Venne permesso uno spostamento di sede a Decatur e venne nominato il giudice James Edwin Horton. Nel corso di questo secondo processo una delle due presunte vittime ammise di essersi inventata di sana pianta tutta la storia dello stupro e affermò che nessuno dei ragazzi neri avesse mai toccato lei e la sua amica. La giuria però accusò i difensori di corruzione e il giudice annullò il verdetto, concedendo così un terzo processo.
Il giudice fu sostituito e il nuovo giudice si schierò frequentemente contro la difesa. Per la terza volta la giuria - questa volta composta anche da un afroamericano - consegnò un verdetto di colpevolezza. Il caso venne rinviato alla Corte suprema statunitense in occasione del ricorso; questa volta venne stabilito che gli afroamericani dovessero essere inclusi nella giuria e ordinò l'ennesima ripetizione processuale[8]. Le accuse vennero infine ritirate per altri quattro dei ragazzi coinvolti. Le sentenze per i restanti andarono dai 75 anni di carcere alla morte e furono notificate in carcere.
Tutti i prigionieri vennero liberati o evasero entro il 1946. A uno di loro fu sparato mentre veniva scortato in prigione da un sostituto dello sceriffo e rimase permanentemente disabile. Due riuscirono a fuggire e successivamente vennero accusati di altri reati, condannati e rimandati in prigione.
Clarence Norris, il più anziano del gruppo nonché l'unico condannato a morte nel processo conclusivo, ottenuta la liberazione condizionale per buona condotta nel 1946 si rese latitante. Rintracciato solo trent'anni dopo ottenne l'indulto da parte del governatore del Partito Democratico George Wallace, in quanto oramai il caso era stato analizzato in modo approfondito dimostrandone l'ingiustizia di fondo. Norris scrisse in seguito un libro sulle sue esperienze. L'ultimo sopravvissuto tra gli imputati è morto nel 1989.

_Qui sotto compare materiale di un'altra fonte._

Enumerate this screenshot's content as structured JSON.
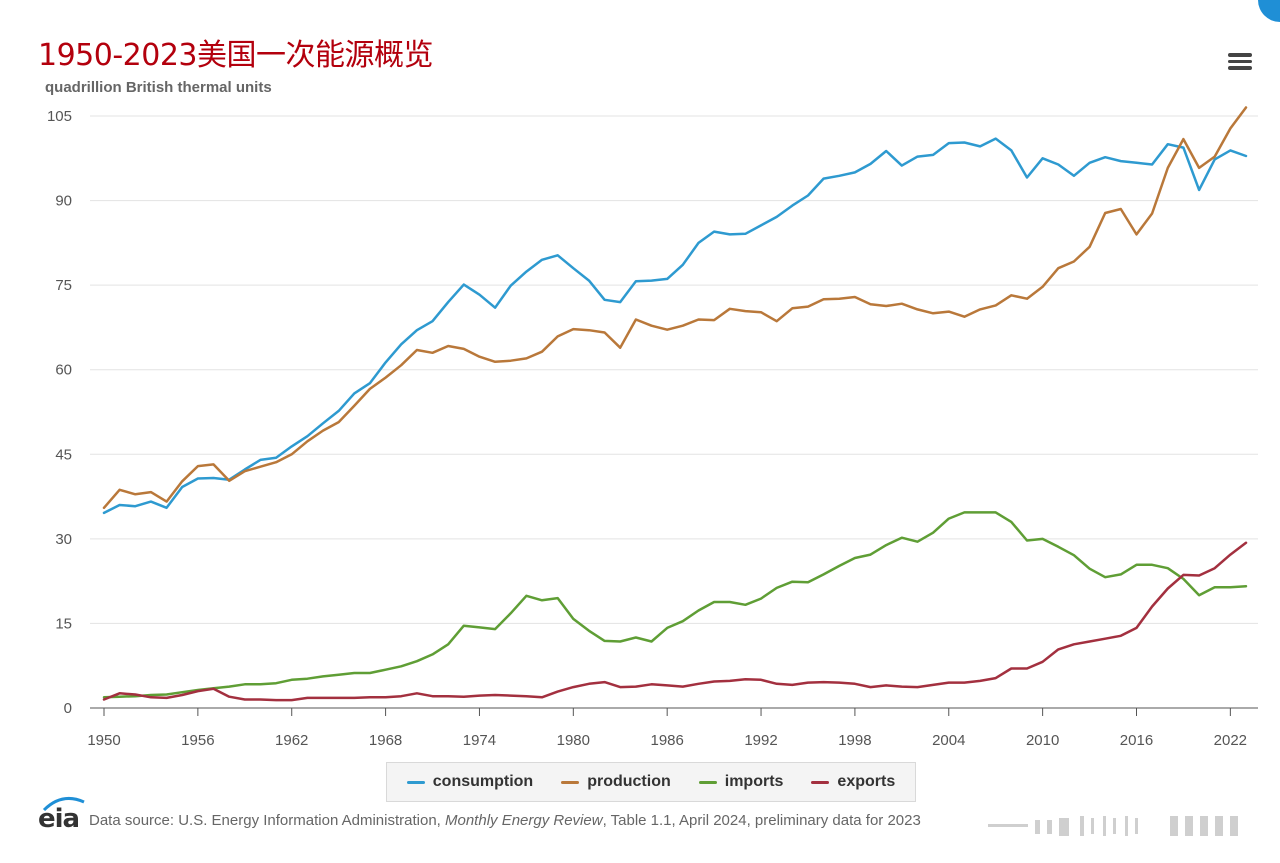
{
  "title": "1950-2023美国一次能源概览",
  "units": "quadrillion British thermal units",
  "colors": {
    "consumption": "#2e9ad0",
    "production": "#b9783a",
    "imports": "#5f9e35",
    "exports": "#a3303f",
    "grid": "#e3e3e3",
    "accent": "#1f8fd6"
  },
  "legend": [
    {
      "key": "consumption",
      "label": "consumption"
    },
    {
      "key": "production",
      "label": "production"
    },
    {
      "key": "imports",
      "label": "imports"
    },
    {
      "key": "exports",
      "label": "exports"
    }
  ],
  "source": {
    "prefix": "Data source: U.S. Energy Information Administration, ",
    "publication": "Monthly Energy Review",
    "suffix": ", Table 1.1, April 2024, preliminary data for 2023"
  },
  "logo_text": "eia",
  "menu_icon": "hamburger-menu-icon",
  "chart_data": {
    "type": "line",
    "title": "1950-2023美国一次能源概览",
    "ylabel": "quadrillion British thermal units",
    "xlim": [
      1950,
      2023
    ],
    "ylim": [
      0,
      105
    ],
    "x_ticks": [
      1950,
      1956,
      1962,
      1968,
      1974,
      1980,
      1986,
      1992,
      1998,
      2004,
      2010,
      2016,
      2022
    ],
    "y_ticks": [
      0,
      15,
      30,
      45,
      60,
      75,
      90,
      105
    ],
    "grid": "horizontal",
    "legend_position": "bottom",
    "x_start": 1950,
    "series": [
      {
        "name": "consumption",
        "values": [
          34.6,
          36.0,
          35.8,
          36.6,
          35.5,
          39.2,
          40.7,
          40.8,
          40.5,
          42.3,
          44.0,
          44.4,
          46.4,
          48.2,
          50.5,
          52.7,
          55.8,
          57.6,
          61.3,
          64.5,
          67.0,
          68.6,
          72.0,
          75.1,
          73.3,
          71.0,
          74.9,
          77.4,
          79.5,
          80.3,
          78.0,
          75.8,
          72.4,
          72.0,
          75.7,
          75.8,
          76.1,
          78.6,
          82.5,
          84.5,
          84.0,
          84.1,
          85.6,
          87.1,
          89.1,
          90.9,
          93.9,
          94.4,
          95.0,
          96.5,
          98.8,
          96.2,
          97.8,
          98.1,
          100.2,
          100.3,
          99.6,
          101.0,
          98.9,
          94.1,
          97.5,
          96.4,
          94.4,
          96.7,
          97.7,
          97.0,
          96.7,
          96.4,
          100.0,
          99.4,
          91.9,
          97.3,
          98.9,
          97.9
        ]
      },
      {
        "name": "production",
        "values": [
          35.5,
          38.7,
          37.9,
          38.3,
          36.6,
          40.2,
          42.9,
          43.2,
          40.3,
          42.0,
          42.8,
          43.6,
          45.0,
          47.3,
          49.2,
          50.7,
          53.6,
          56.6,
          58.6,
          60.8,
          63.5,
          63.0,
          64.2,
          63.7,
          62.3,
          61.4,
          61.6,
          62.0,
          63.2,
          65.9,
          67.2,
          67.0,
          66.6,
          63.9,
          68.9,
          67.8,
          67.1,
          67.8,
          68.9,
          68.8,
          70.8,
          70.4,
          70.2,
          68.6,
          70.9,
          71.2,
          72.5,
          72.6,
          72.9,
          71.6,
          71.3,
          71.7,
          70.7,
          70.0,
          70.3,
          69.4,
          70.7,
          71.4,
          73.2,
          72.6,
          74.7,
          78.0,
          79.2,
          81.8,
          87.8,
          88.5,
          84.0,
          87.7,
          95.8,
          100.9,
          95.8,
          97.8,
          102.8,
          106.5
        ]
      },
      {
        "name": "imports",
        "values": [
          1.9,
          2.0,
          2.1,
          2.3,
          2.4,
          2.8,
          3.2,
          3.5,
          3.8,
          4.2,
          4.2,
          4.4,
          5.0,
          5.2,
          5.6,
          5.9,
          6.2,
          6.2,
          6.8,
          7.4,
          8.3,
          9.5,
          11.3,
          14.6,
          14.3,
          14.0,
          16.8,
          19.9,
          19.1,
          19.5,
          15.8,
          13.7,
          11.9,
          11.8,
          12.5,
          11.8,
          14.2,
          15.4,
          17.3,
          18.8,
          18.8,
          18.3,
          19.4,
          21.3,
          22.4,
          22.3,
          23.7,
          25.2,
          26.6,
          27.2,
          28.9,
          30.2,
          29.5,
          31.1,
          33.6,
          34.7,
          34.7,
          34.7,
          33.0,
          29.7,
          30.0,
          28.6,
          27.1,
          24.7,
          23.2,
          23.7,
          25.4,
          25.4,
          24.8,
          22.9,
          20.0,
          21.4,
          21.4,
          21.6
        ]
      },
      {
        "name": "exports",
        "values": [
          1.5,
          2.6,
          2.4,
          1.9,
          1.8,
          2.3,
          3.0,
          3.4,
          2.0,
          1.5,
          1.5,
          1.4,
          1.4,
          1.8,
          1.8,
          1.8,
          1.8,
          1.9,
          1.9,
          2.1,
          2.6,
          2.1,
          2.1,
          2.0,
          2.2,
          2.3,
          2.2,
          2.1,
          1.9,
          2.9,
          3.7,
          4.3,
          4.6,
          3.7,
          3.8,
          4.2,
          4.0,
          3.8,
          4.3,
          4.7,
          4.8,
          5.1,
          5.0,
          4.3,
          4.1,
          4.5,
          4.6,
          4.5,
          4.3,
          3.7,
          4.0,
          3.8,
          3.7,
          4.1,
          4.5,
          4.5,
          4.8,
          5.3,
          7.0,
          7.0,
          8.2,
          10.4,
          11.3,
          11.8,
          12.3,
          12.8,
          14.2,
          18.0,
          21.2,
          23.6,
          23.5,
          24.8,
          27.2,
          29.3
        ]
      }
    ]
  }
}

I "ragazzi di Scottsboro", così come vennero conosciuti, furono difesi da molti nel Nord e altrettanto attaccati da molti nel Sud. Ai giorni nostri il caso è ampiamente considerato come un palese e ripetuto "aborto di giustizia", evidenziato soprattutto dall'uso di giurie esclusivamente bianche. Gli afroamericani in Alabama subirono la segregazione razziale e la perdita dei diritti civili sin dalla fine del XIX secolo e non vennero altresì accettati come membri delle giurie popolari.
Il caso è stato approfondito in molte opere di letteratura, musica, teatro, film, televisione. Il 21 novembre 2013 il "Parole board" dell'Alabama ha votato per concedere il perdono postumo ai tre ragazzi di Scottsboro che non furono mai assolti ufficialmente o i cui verdetti di colpevolezza non vennero annullati[9].